Menunda di ujung waktu,
Ragu meniti jalan baru,
Terbayang nikmatnya masa lalu,
Tertatih meniti jalan tuk maju.

Saat kibas debu masa lalu,
Memantapkan keyakinan baru,
Mengikuti Dia tanpa ragu,
Bahagia menanti di ujung waktu.

Kalau Yesus hidup pada zaman now.

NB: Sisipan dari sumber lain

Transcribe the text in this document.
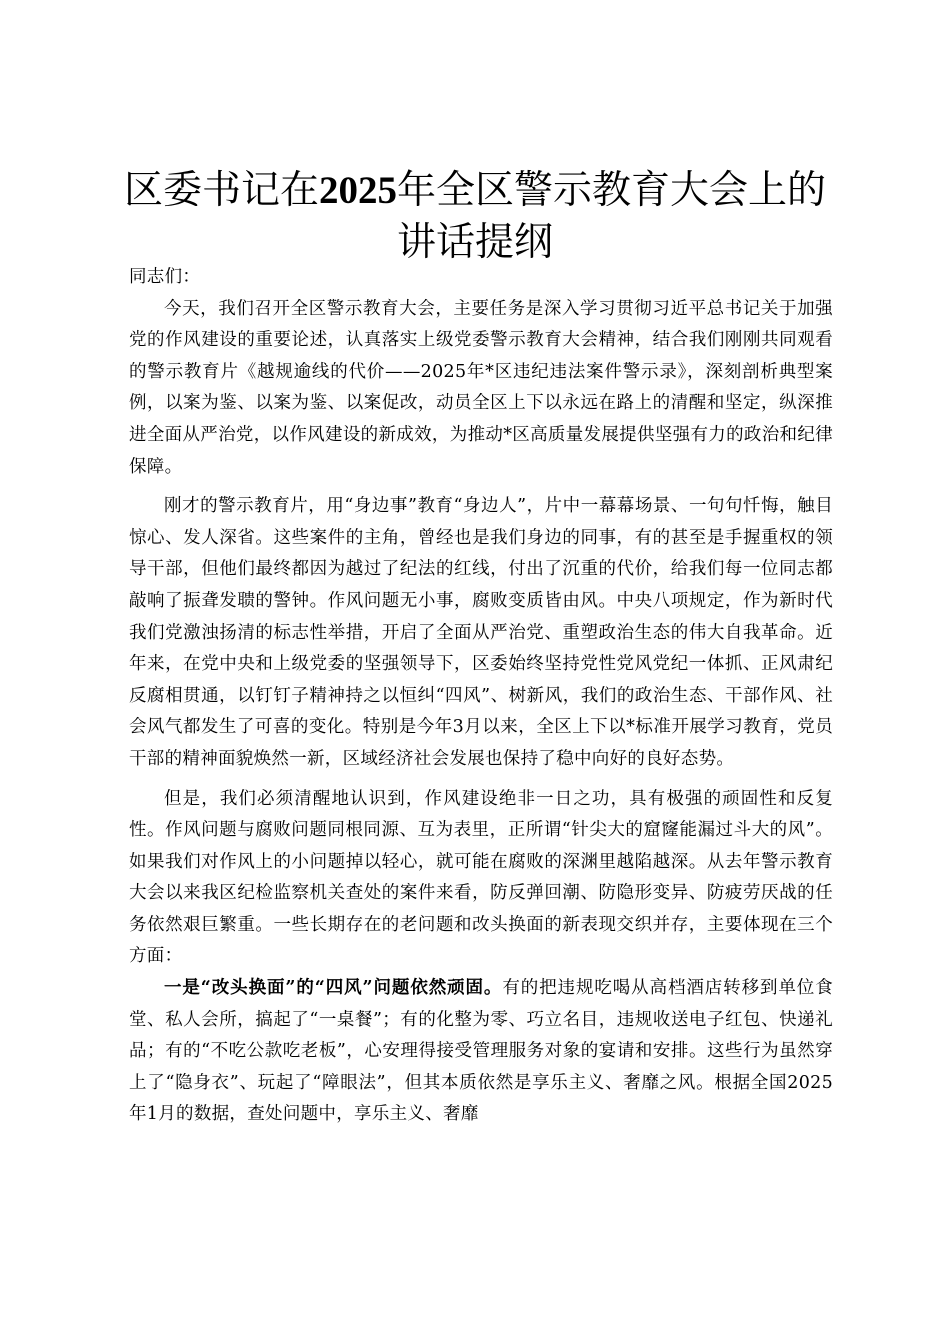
区委书记在2025年全区警示教育大会上的讲话提纲

同志们：

今天，我们召开全区警示教育大会，主要任务是深入学习贯彻习近平总书记关于加强党的作风建设的重要论述，认真落实上级党委警示教育大会精神，结合我们刚刚共同观看的警示教育片《越规逾线的代价——2025年*区违纪违法案件警示录》，深刻剖析典型案例，以案为鉴、以案为鉴、以案促改，动员全区上下以永远在路上的清醒和坚定，纵深推进全面从严治党，以作风建设的新成效，为推动*区高质量发展提供坚强有力的政治和纪律保障。

刚才的警示教育片，用“身边事”教育“身边人”，片中一幕幕场景、一句句忏悔，触目惊心、发人深省。这些案件的主角，曾经也是我们身边的同事，有的甚至是手握重权的领导干部，但他们最终都因为越过了纪法的红线，付出了沉重的代价，给我们每一位同志都敲响了振聋发聩的警钟。作风问题无小事，腐败变质皆由风。中央八项规定，作为新时代我们党激浊扬清的标志性举措，开启了全面从严治党、重塑政治生态的伟大自我革命。近年来，在党中央和上级党委的坚强领导下，区委始终坚持党性党风党纪一体抓、正风肃纪反腐相贯通，以钉钉子精神持之以恒纠“四风”、树新风，我们的政治生态、干部作风、社会风气都发生了可喜的变化。特别是今年3月以来，全区上下以*标准开展学习教育，党员干部的精神面貌焕然一新，区域经济社会发展也保持了稳中向好的良好态势。

但是，我们必须清醒地认识到，作风建设绝非一日之功，具有极强的顽固性和反复性。作风问题与腐败问题同根同源、互为表里，正所谓“针尖大的窟窿能漏过斗大的风”。如果我们对作风上的小问题掉以轻心，就可能在腐败的深渊里越陷越深。从去年警示教育大会以来我区纪检监察机关查处的案件来看，防反弹回潮、防隐形变异、防疲劳厌战的任务依然艰巨繁重。一些长期存在的老问题和改头换面的新表现交织并存，主要体现在三个方面：

一是“改头换面”的“四风”问题依然顽固。有的把违规吃喝从高档酒店转移到单位食堂、私人会所，搞起了“一桌餐”；有的化整为零、巧立名目，违规收送电子红包、快递礼品；有的“不吃公款吃老板”，心安理得接受管理服务对象的宴请和安排。这些行为虽然穿上了“隐身衣”、玩起了“障眼法”，但其本质依然是享乐主义、奢靡之风。根据全国2025年1月的数据，查处问题中，享乐主义、奢靡
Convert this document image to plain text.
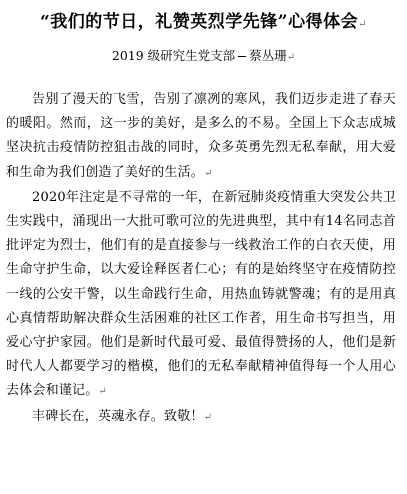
“我们的节日，礼赞英烈学先锋”心得体会↵
2019 级研究生党支部 蔡丛珊↵

告别了漫天的飞雪，告别了凛冽的寒风，我们迈步走进了春天的暖阳。然而，这一步的美好，是多么的不易。全国上下众志成城坚决抗击疫情防控狙击战的同时，众多英勇先烈无私奉献，用大爱和生命为我们创造了美好的生活。↵

2020年注定是不寻常的一年，在新冠肺炎疫情重大突发公共卫生实践中，涌现出一大批可歌可泣的先进典型，其中有14名同志首批评定为烈士，他们有的是直接参与一线救治工作的白衣天使，用生命守护生命，以大爱诠释医者仁心；有的是始终坚守在疫情防控一线的公安干警，以生命践行生命，用热血铸就警魂；有的是用真心真情帮助解决群众生活困难的社区工作者，用生命书写担当，用爱心守护家园。他们是新时代最可爱、最值得赞扬的人，他们是新时代人人都要学习的楷模，他们的无私奉献精神值得每一个人用心去体会和谨记。↵

丰碑长在，英魂永存。致敬！↵
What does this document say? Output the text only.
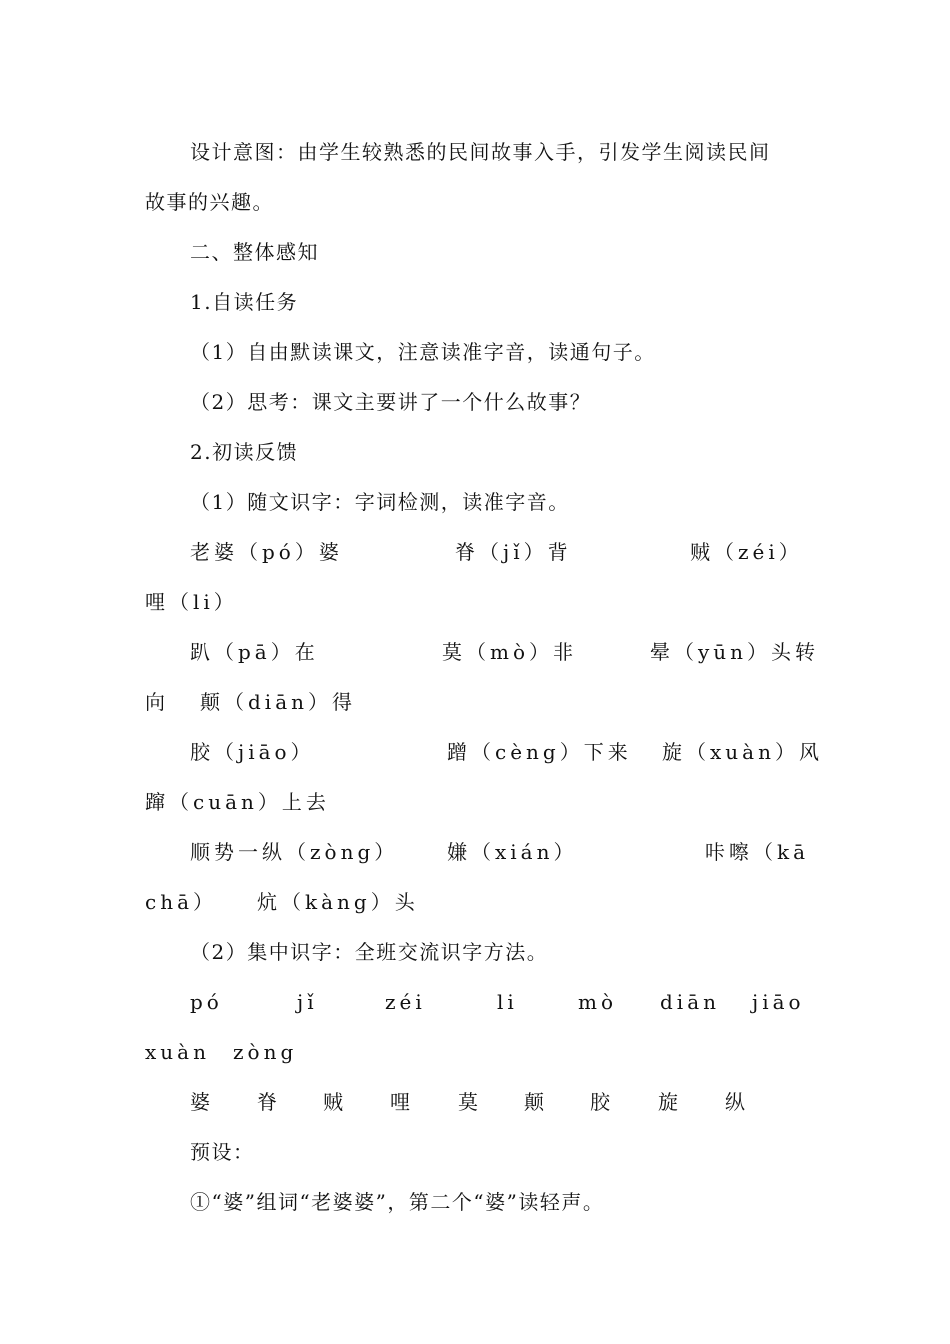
设计意图：由学生较熟悉的民间故事入手，引发学生阅读民间
故事的兴趣。
二、整体感知
1.自读任务
（1）自由默读课文，注意读准字音，读通句子。
（2）思考：课文主要讲了一个什么故事？
2.初读反馈
（1）随文识字：字词检测，读准字音。
老婆（pó）婆	脊（jǐ）背	贼（zéi）
哩（li）
趴（pā）在	莫（mò）非	晕（yūn）头转
向 颠（diān）得
胶（jiāo）	蹭（cèng）下来 旋（xuàn）风
蹿（cuān）上去
顺势一纵（zòng） 嫌（xián）	咔嚓（kā
chā） 炕（kàng）头
（2）集中识字：全班交流识字方法。
pó	jǐ	zéi	li	mò diān jiāo
xuàn zòng
婆 脊 贼 哩 莫 颠 胶 旋 纵
预设：
①“婆”组词“老婆婆”，第二个“婆”读轻声。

Dengan kharisma power full lewat pola hidup dan kuasa yg mampu menyembuhkan, membangkitkan, menghidupkan orang dengan cuma-cuma. Pasti pengikut-Nya akan menjadi viral dan tranding topik sepanjang masa. Tanpa perlu strategi marketing dan aksi panggilan.Maka tak heran jika Seseorang yang bertemu di tengah jalan berkata kepada Yesus:

” Guru, aku akan mengikuti Engkau, ke mana saja Engkau pergi.” Yesus berkata kepadanya: ” Serigala mempunyai liang dan burung mempunyai sarang, tetapi Anak Manusia tidak mempunyai tempat untuk meletakkan kepala-Nya!”. “Ikutlah Aku dan biarlah orang-orang mati menguburkan orang mati mereka”.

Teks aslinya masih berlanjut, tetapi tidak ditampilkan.